The flooding has so far killed an estimated 1,500 people as torrential downpours have soaked Pakistan during the annual monsoon season. The floods hit first in the northwest, wiping out much of the country's infrastructure, and then the bloated rivers gushed toward the south and the east, displacing millions more people. About a fifth of Pakistani territory has been affected.
The preliminary estimate of damage is a result of a model created by Michael Hicks, director of Ball State's Center for Business and Economic Research (CBER), and Mark Burton, an economics professor at the University of Tennessee. The model also incorporates data taken from estimating damage from world flooding events from 1950 to 2010.
"As we've drafted our study, the flood event continues to unfold," Hicks said. "It will be weeks before effective damage inventories can start and months before they are complete. What the current analysis seeks to do is anticipate the aggregate monetary value of these inventories — at least to an order of magnitude — so that policymakers and policy operatives will immediately be able to prepare the way for restoration."

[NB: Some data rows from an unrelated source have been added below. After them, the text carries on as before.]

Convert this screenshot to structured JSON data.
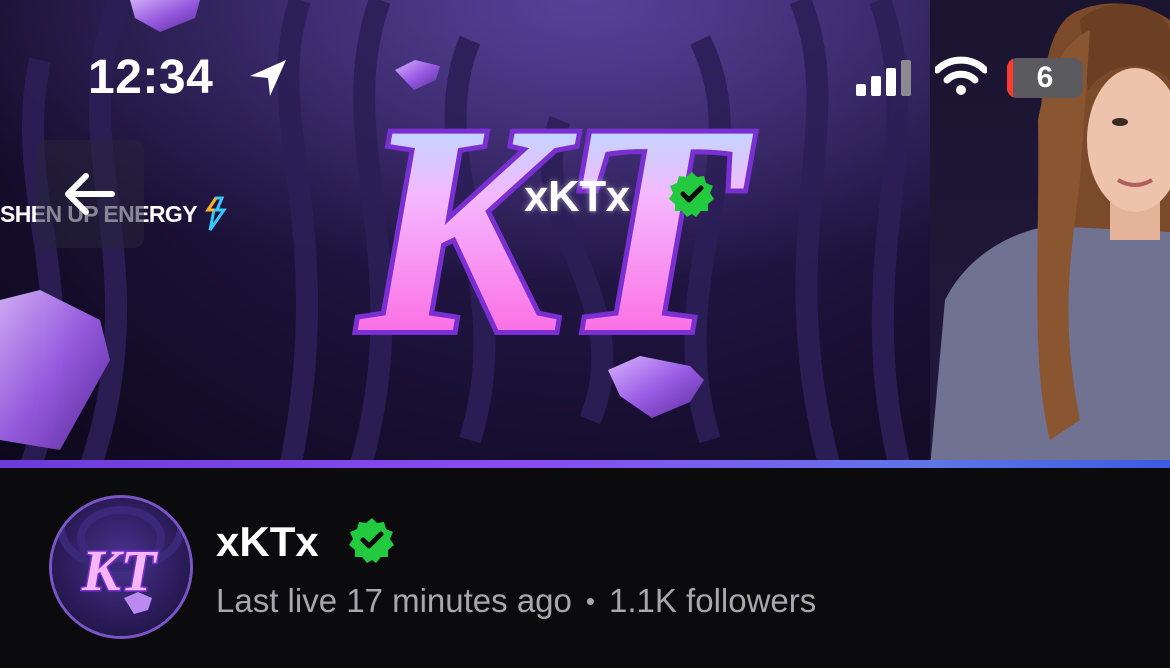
{
  "status_bar": {
    "time": "12:34",
    "battery_level": "6",
    "battery_fraction": 0.06
  },
  "banner": {
    "sponsor_text": "SHEN UP ENERGY",
    "logo_monogram": "KT",
    "logo_name": "xKTx"
  },
  "profile": {
    "channel_name": "xKTx",
    "last_live": "Last live 17 minutes ago",
    "separator": "•",
    "followers": "1.1K followers"
  },
  "colors": {
    "verified": "#23c93f",
    "accent": "#8a4cf0",
    "battery_low": "#ff3b30"
  },
  "icons": [
    "location-arrow-icon",
    "signal-icon",
    "wifi-icon",
    "battery-icon",
    "back-arrow-icon",
    "verified-badge-icon"
  ]
}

The model was used previously to estimate losses caused by Hurricane Katrina, which slammed into the southern United States in 2005. It also has been applied to a variety of settings in Louisiana, Mississippi, Tennessee, Indiana, Illinois and Iowa.
The study estimates structural and content damage in Pakistan to be about $4.3 billion, including $2.1 billion in losses to residential contents and $1 billion to public buildings.
Hicks estimates that Pakistan's transportation systems also were impacted severely by the rains and resulting floods, with roads estimated at $148 million and rail at $131 million, including bridges.